Friday, February 17, 2006

The Teleological Argument reloaded

While the teleological argument
has been around since Aquinas (and arguably Cicero) and getting more attention from the Intelligent Design folks, two questions often arise even if one accepts the existence of "a designer". First, is there more than one designer? Second, why believe he is anything like the God of Abraham and Moses? Perhaps he is powerful enough to create the cosmos. But is he unrivalled like Yahweh or does his power relative to others rise and fall like Zeus, Chronos, Tiamat, and Marduk? Is he wise, knowledgeable, good, and caring or is he the divine watchmaker who has moved on and left us to fend for ourselves? My physics professor spoke of his days as Stephen Hawking's post-doctoral student and how he would bombard Dr. Hawking with proofs of God's existence that a scientific person ought to accept. Hawking's reply: "even if your proofs of God's existence are good, your definitions of God are a far cry from the God of Jacob".
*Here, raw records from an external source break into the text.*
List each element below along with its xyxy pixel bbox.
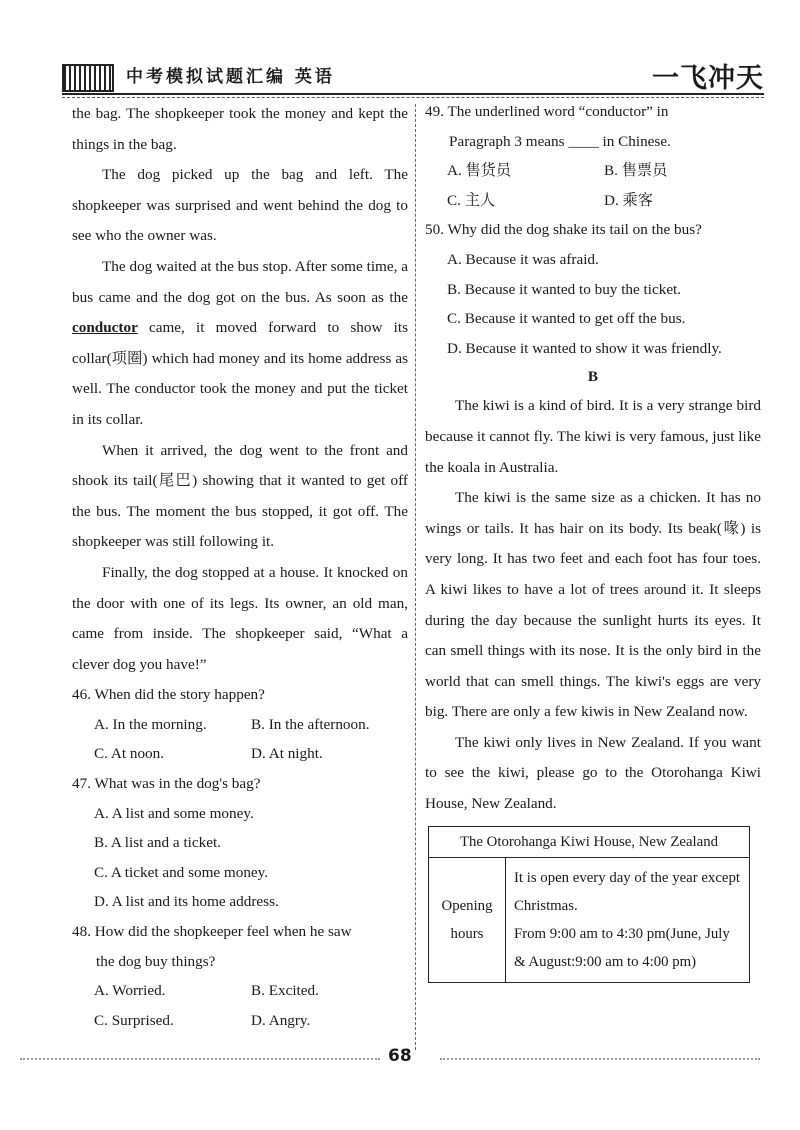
header-title: 中考模拟试题汇编 英语 — [126, 67, 335, 87]
underlined-word: conductor — [72, 319, 138, 337]
passage-paragraph: Finally, the dog stopped at a house. It knocked on the door with one of its legs. Its owner, an old man, came from inside. The shopkeeper said, “What a clever dog you have!” — [72, 563, 408, 673]
option-b[interactable]: B. In the afternoon. — [251, 715, 370, 733]
option-d[interactable]: D. Because it wanted to show it was friendly. — [447, 339, 722, 357]
left-column — [72, 99, 408, 1035]
footer-rule-right — [440, 1058, 760, 1060]
book-logo-icon — [62, 64, 114, 92]
option-b[interactable]: B. A list and a ticket. — [94, 834, 221, 852]
section-heading: B — [587, 368, 599, 386]
table-value-line: From 9:00 am to 4:30 pm(June, July & August:9:00 am to 4:00 pm) — [514, 926, 730, 970]
option-d[interactable]: D. Angry. — [251, 1011, 311, 1029]
question-49-options-row — [425, 156, 761, 186]
option-a[interactable]: A. A list and some money. — [94, 804, 254, 822]
passage-paragraph: The kiwi only lives in New Zealand. If you want to see the kiwi, please go to the Otorohanga Kiwi House, New Zealand. — [425, 733, 761, 813]
passage-paragraph: The dog picked up the bag and left. The shopkeeper was surprised and went behind the dog to see who the owner was. — [72, 166, 408, 245]
option-c[interactable]: C. At noon. — [94, 745, 165, 763]
option-c[interactable]: C. Because it wanted to get off the bus. — [447, 310, 686, 328]
passage-paragraph: When it arrived, the dog went to the front and shook its tail(尾巴) showing that it wanted to get off the bus. The moment the bus stopped, it got off. The shopkeeper was still following it. — [72, 441, 408, 551]
option-d[interactable]: D. At night. — [251, 745, 323, 763]
question-49-stem: 49. The underlined word “conductor” in — [425, 103, 669, 120]
question-48-options-row — [72, 1006, 408, 1036]
option-c[interactable]: C. A ticket and some money. — [94, 863, 269, 881]
option-b[interactable]: B. Because it wanted to buy the ticket. — [447, 280, 682, 298]
option-c[interactable]: C. 主人 — [447, 191, 496, 209]
passage-text: The dog waited at the bus stop. After some time, a bus came and the dog got on the bus. As soon as the — [72, 257, 408, 306]
header-rule — [62, 93, 764, 95]
question-49-options-row — [425, 186, 761, 216]
column-divider — [415, 104, 416, 1050]
passage-paragraph: The kiwi is a kind of bird. It is a very strange bird because it cannot fly. The kiwi is very famous, just like the koala in Australia. — [425, 397, 761, 476]
option-d[interactable]: D. A list and its home address. — [94, 893, 279, 911]
passage-paragraph: The kiwi is the same size as a chicken. It has no wings or tails. It has hair on its body. Its beak(喙) is very long. It has two feet and each foot has four toes. A kiwi likes to have a lot of trees around it. It sleeps during the day because the sunlight hurts its eyes. It can smell things with its nose. It is the only bird in the world that can smell things. The kiwi's eggs are very big. There are only a few kiwis in New Zealand now. — [425, 489, 761, 721]
option-b[interactable]: B. 售票员 — [604, 162, 668, 180]
right-column — [425, 97, 761, 820]
table-value — [506, 858, 750, 983]
brand-title: 一飞冲天 — [652, 63, 764, 94]
table-label: Opening hours — [429, 858, 506, 983]
question-48-stem-cont: the dog buy things? — [96, 952, 216, 970]
opening-hours-table — [428, 826, 750, 983]
table-value-line: It is open every day of the year except Christmas. — [514, 870, 740, 914]
option-a[interactable]: A. 售货员 — [447, 162, 512, 180]
question-46-stem: 46. When did the story happen? — [72, 686, 265, 704]
page-header — [62, 58, 764, 94]
option-d[interactable]: D. 乘客 — [604, 191, 653, 209]
option-b[interactable]: B. Excited. — [251, 982, 319, 1000]
option-a[interactable]: A. Worried. — [94, 982, 166, 1000]
question-50-stem: 50. Why did the dog shake its tail on the bus? — [425, 221, 702, 239]
question-49-stem-cont: Paragraph 3 means ____ in Chinese. — [449, 132, 671, 150]
question-47-stem: 47. What was in the dog's bag? — [72, 775, 261, 793]
question-48-options-row — [72, 976, 408, 1006]
table-title: The Otorohanga Kiwi House, New Zealand — [429, 827, 750, 858]
option-a[interactable]: A. In the morning. — [94, 715, 207, 733]
question-46-options-row — [72, 710, 408, 740]
footer-rule-left — [20, 1058, 380, 1060]
passage-text: came, it moved forward to show its collar(项圈) which had money and its home address as well. The conductor took the money and put the ticket in its collar. — [72, 319, 408, 428]
passage-paragraph: the bag. The shopkeeper took the money and kept the things in the bag. — [72, 105, 408, 153]
passage-paragraph — [72, 252, 408, 436]
question-46-options-row — [72, 739, 408, 769]
question-48-stem: 48. How did the shopkeeper feel when he saw — [72, 923, 352, 941]
option-c[interactable]: C. Surprised. — [94, 1011, 174, 1029]
page-number: 68 — [388, 1046, 412, 1066]
option-a[interactable]: A. Because it was afraid. — [447, 250, 599, 268]
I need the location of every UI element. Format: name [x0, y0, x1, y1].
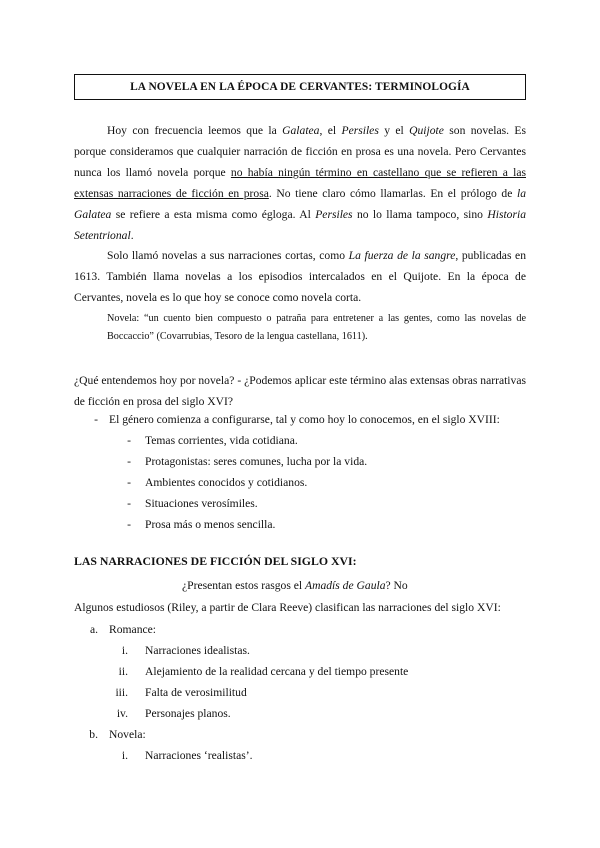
paragraph-intro [74, 120, 526, 246]
list-marker-a: a. [89, 623, 98, 636]
list-bullet: - [94, 413, 98, 426]
roman-numeral: ii. [118, 665, 128, 678]
list-item: Ambientes conocidos y cotidianos. [145, 476, 308, 489]
list-item: Falta de verosimilitud [145, 686, 247, 699]
text-run: ? No [385, 579, 408, 592]
italic-title: La fuerza de la sangre [348, 249, 456, 262]
list-bullet: - [127, 434, 131, 447]
text-run: . No tiene claro cómo llamarlas. En el prólogo de [268, 187, 517, 200]
roman-numeral: iii. [115, 686, 128, 699]
italic-title: Persiles [341, 124, 379, 137]
list-item: Protagonistas: seres comunes, lucha por la vida. [145, 455, 368, 468]
genre-statement: El género comienza a configurarse, tal y como hoy lo conocemos, en el siglo XVIII: [109, 413, 500, 426]
amadis-question [182, 578, 408, 594]
section-heading: LAS NARRACIONES DE FICCIÓN DEL SIGLO XVI: [74, 554, 357, 568]
romance-label: Romance: [109, 623, 157, 636]
text-run: ¿Presentan estos rasgos el [182, 579, 305, 592]
italic-title: Historia Setentrional [74, 208, 526, 242]
covarrubias-quote: Novela: “un cuento bien compuesto o patraña para entretener a las gentes, como las novelas de Boccaccio” (Covarrubias, Tesoro de la lengua castellana, 1611). [107, 313, 526, 342]
list-bullet: - [127, 455, 131, 468]
text-run: se refiere a esta misma como égloga. Al [111, 208, 316, 221]
italic-title: Quijote [409, 124, 444, 137]
list-item: Narraciones idealistas. [145, 644, 250, 657]
list-item: Alejamiento de la realidad cercana y del tiempo presente [145, 665, 409, 678]
text-run: , publicadas en 1613. También llama novelas a los episodios intercalados en el Quijote. En la época de Cervantes, novela es lo que hoy se conoce como novela corta. [74, 249, 526, 304]
list-bullet: - [127, 518, 131, 531]
novela-label: Novela: [109, 728, 146, 741]
list-item: Situaciones verosímiles. [145, 497, 258, 510]
text-run: Hoy con frecuencia leemos que la [107, 124, 283, 137]
text-run: . [130, 229, 134, 242]
classification-intro: Algunos estudiosos (Riley, a partir de Clara Reeve) clasifican las narraciones del siglo XVI: [74, 601, 501, 614]
list-marker-b: b. [89, 728, 98, 741]
list-bullet: - [127, 497, 131, 510]
text-run: son novelas. Es porque consideramos que cualquier narración de ficción en prosa es una novela. Pero Cervantes nunca los llamó novela porque [74, 124, 527, 179]
list-item: Personajes planos. [145, 707, 231, 720]
italic-title: la Galatea [74, 187, 526, 221]
roman-numeral: i. [121, 644, 128, 657]
question-paragraph: ¿Qué entendemos hoy por novela? - ¿Podemos aplicar este término alas extensas obras narrativas de ficción en prosa del siglo XVI? [74, 374, 526, 408]
italic-title: Amadís de Gaula [305, 579, 386, 592]
roman-numeral: iv. [116, 707, 128, 720]
document-title: LA NOVELA EN LA ÉPOCA DE CERVANTES: TERMINOLOGÍA [74, 74, 526, 100]
paragraph-short-novels [74, 245, 526, 308]
text-run: , el [319, 124, 342, 137]
list-item: Temas corrientes, vida cotidiana. [145, 434, 298, 447]
text-run: no lo llama tampoco, sino [352, 208, 488, 221]
list-bullet: - [127, 476, 131, 489]
italic-title: Persiles [315, 208, 353, 221]
list-item: Prosa más o menos sencilla. [145, 518, 276, 531]
italic-title: Galatea [282, 124, 320, 137]
list-item: Narraciones ‘realistas’. [145, 749, 253, 762]
roman-numeral: i. [121, 749, 128, 762]
text-run: y el [378, 124, 410, 137]
underlined-text: no había ningún término en castellano que se refieren a las extensas narraciones de ficción en prosa [74, 166, 526, 200]
text-run: Solo llamó novelas a sus narraciones cortas, como [107, 249, 349, 262]
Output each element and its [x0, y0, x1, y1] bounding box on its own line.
While I believed in God, I felt Hawking had produced a good counterargument to the Christian know-it-alls. But now, as I sit at my terminal with nigh omnipotent powers over a small application and etch my almighty decrees in a fixed-width font, I also see the disastrous results of power without wisdom. The tragedy of rules without context.
The insanity that results when serving two masters (even if they both report to the same person on the org chart). If there were more than one God, the laws of physics would not allow us to breathe air every day because on alternate tuesdays, oxygen would be toxic. If God was not good, plants would not have made oxygen. As I look on the smouldering remains of an application once completely under my power, subject to the laws of multiple masters, and my own personal errors and compare it to the splendour of the world that God has made, I realize two things: There is one God, and he is very good - for his work is not flawed like my own.

Yes, it's been a rough week at work.

1 comment:

Dave King said...

Just imagine the debuging sessions if our code had free will!